The art in this collection of issues is a little rough in spots. Marc Silvestri provides some pencils for issue #11, but the story is otherwise drawn primarily by Joe Benitez and a host of inkers. Silvestri does have a really good page in #11 however where he mirrors Jackie and Apolonia off one another, it’s the best use of his very thing an angular hashing technique so far. It makes both Jackie and Apolonia seem gaunt and already defeated.

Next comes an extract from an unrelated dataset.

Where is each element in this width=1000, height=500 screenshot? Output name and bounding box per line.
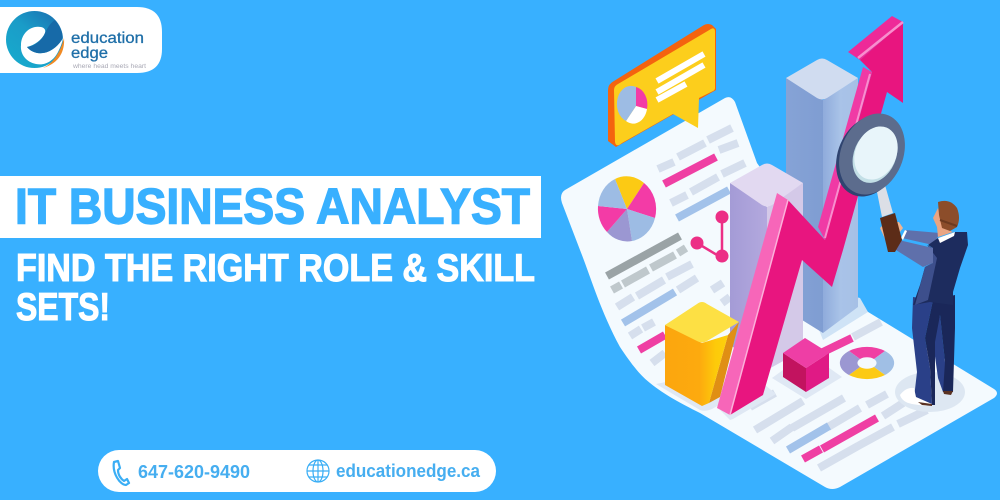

The rest of the issue and some of the second is a bit of a rollercoaster as everyone tries to keep pages speaking the same visual language for what is clearly an all-hands-on deck set of issues. There’s also either strange printer error or notable experiment in inking as figures around the dinner table in #12 just all get these dots where the shading is supposed to be. Except it’s not shading via coloring it’s ink work, it just looks weird. The arrival of the Angelus, who in a fit of irony choose to inhabit Lauren Franchetti, gives Joe Beitez a chance to draw some like plainly good pinups. Now if he could’ve stuck to a character model for the Angelus is another matter with the character design becoming noticeably simplified between issues #13 and #14.

‘Heart of Darkness’ takes a core element of superhero narratives, the drama of the bifurcated identity and brings it home to the Franchetti family to dramatize a family melodrama. Jackie is able to partially stay in the closet to his Uncle, for now but that won’t last for long. It’s the end of an era for “Darkness” with a new solo writer coming in after co-writing some of the past couple of issues. We’ll see where we go from here I want to keep digging through the archive and “The Darkness” would soon introduce a third artifact, the Spear of Destiny wielded by the Magdalena. I’ll have to do some organizing to figure out what’s the best reading order for things going forward.